TherapyGym: Evaluating and Aligning Clinical Fidelity and Safety in Therapy Chatbots

Abstract

Large language models (LLMs) are increasingly used for mental-health support; yet prevailing evaluation methods--fluency metrics, preference tests, and generic dialogue benchmarks--fail to capture the clinically critical dimensions of psychotherapy. We introduce THERAPYGYM, a framework that evaluates and improves therapy chatbots along two clinical pillars: fidelity and safety. Fidelity is measured using the Cognitive Therapy Rating Scale (CTRS), implemented as an automated pipeline that scores adherence to CBT techniques over multi-turn sessions. Safety is assessed using a multi-label annotation scheme, covering therapy-specific risks (e.g., failing to address harm or abuse). To mitigate bias and unreliability in LLM-based judges, we further release THERAPYJUDGEBENCH, a validation set of 116 dialogues with 1,270 expert ratings for auditing and calibration against licensed clinicians. THERAPYGYM also serves as a training harness: CTRS and safety-based rewards drive RL with configurable patient simulations spanning diverse symptom profiles. Models trained in THERAPYGYM improve on expert ratings, with average CTRS rising from 0.10 to 0.60 (and 0.16 to 0.59 under LLM judges). Our work enables scalable development of therapy chatbots that are faithful to evidence-based practice and safer in high-stakes use.
Paper Structure (31 sections, 3 equations, 7 figures, 16 tables)

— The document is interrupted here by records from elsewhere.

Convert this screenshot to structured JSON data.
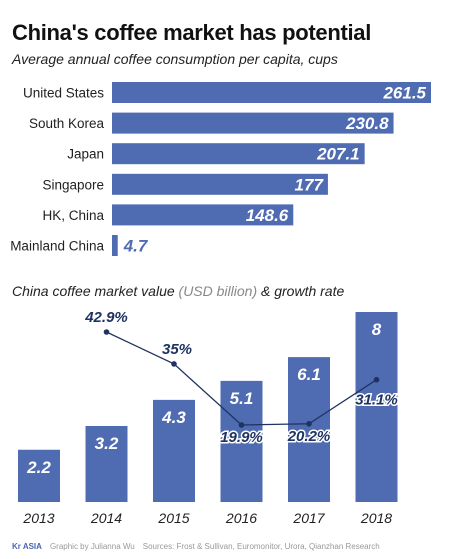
{
  "header": {
    "title": "China's coffee market has potential"
  },
  "footer": {
    "brand": "Kr ASIA",
    "credit": "Graphic by Julianna Wu",
    "sources": "Sources: Frost & Sullivan, Euromonitor, Urora, Qianzhan Research"
  },
  "colors": {
    "bar": "#4f6bb2",
    "line": "#1f3361",
    "bar_label": "#ffffff"
  },
  "chart_data": [
    {
      "type": "bar",
      "orientation": "horizontal",
      "title": "Average annual coffee consumption per capita, cups",
      "categories": [
        "United States",
        "South Korea",
        "Japan",
        "Singapore",
        "HK, China",
        "Mainland China"
      ],
      "values": [
        261.5,
        230.8,
        207.1,
        177,
        148.6,
        4.7
      ],
      "value_labels": [
        "261.5",
        "230.8",
        "207.1",
        "177",
        "148.6",
        "4.7"
      ],
      "xlim": [
        0,
        261.5
      ]
    },
    {
      "type": "bar",
      "title_main": "China coffee market value",
      "title_unit": "(USD billion)",
      "title_rest": "& growth rate",
      "categories": [
        "2013",
        "2014",
        "2015",
        "2016",
        "2017",
        "2018"
      ],
      "values": [
        2.2,
        3.2,
        4.3,
        5.1,
        6.1,
        8
      ],
      "value_labels": [
        "2.2",
        "3.2",
        "4.3",
        "5.1",
        "6.1",
        "8"
      ],
      "ylim": [
        0,
        8
      ],
      "growth_series": {
        "type": "line",
        "categories": [
          "2014",
          "2015",
          "2016",
          "2017",
          "2018"
        ],
        "values": [
          42.9,
          35,
          19.9,
          20.2,
          31.1
        ],
        "labels": [
          "42.9%",
          "35%",
          "19.9%",
          "20.2%",
          "31.1%"
        ],
        "ylim": [
          19.9,
          42.9
        ]
      }
    }
  ]
}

This paper contains 31 sections, 3 equations, 7 figures, 16 tables.

Figures (7)

  • Figure 1: Illustration of TherapyGym workflow. (a)Judge benchmark panel (left): TherapyJudgeBench, a dialogue bank with expert annotations for judge validation. (b) Judge panel (middle): the TherapyJudge evaluates conversations, with its judgments validated against TherapyJudgeBench. (c) RL finetuning panel (right): the LLM therapist is finetuned via reinforcement learning using feedback from the TherapyJudge within the conversation environment.
  • Figure 2: Illustration of conversation labeling. Left: sample dialogue between a simulated patient and an LLM therapist (10 turns; some turns omitted for clarity). Right: dialogue-level annotations from both human and LLM raters. We score the 11 CBT--CTRS aspects on a 0--6 scale (0 = poor, 3 = satisfactory, 6 = excellent; aspect-specific anchors follow the official CTRS rubric), and mark four safety aspects as binary ticks (present/absent). Human and LLM raters use the same CTRS scales, and inter-rater agreement between them is calculated on the dialogue-level labels.
  • Figure 3: Mean normalized scores (0–1) on nine CTRS CBT skills for the Base model and the same model fine-tuned with GRPO. Outward shifts indicate higher competency across skills.
  • Figure 4: Qualitative Comparison of Trained/Untrained Conversations. Left: Conversation before training. Right: Conversation after training. Patient utterances are abbreviated for readability; therapist responses are excerpted from the original dialogue. Conversation after training presents more identifiers that correspond to higher CTRS scoring. Detailed indicator definitions and additional matched dialogue examples are provided in Appen. \ref{['app:qualitative analysis']}.
  • Figure 5: Human Labeling Website: The left side is a conversation of the simulated patient and llm therapist. The right side is the CTRS aspects(from 0 to 6) and safety aspects scoring(true of false).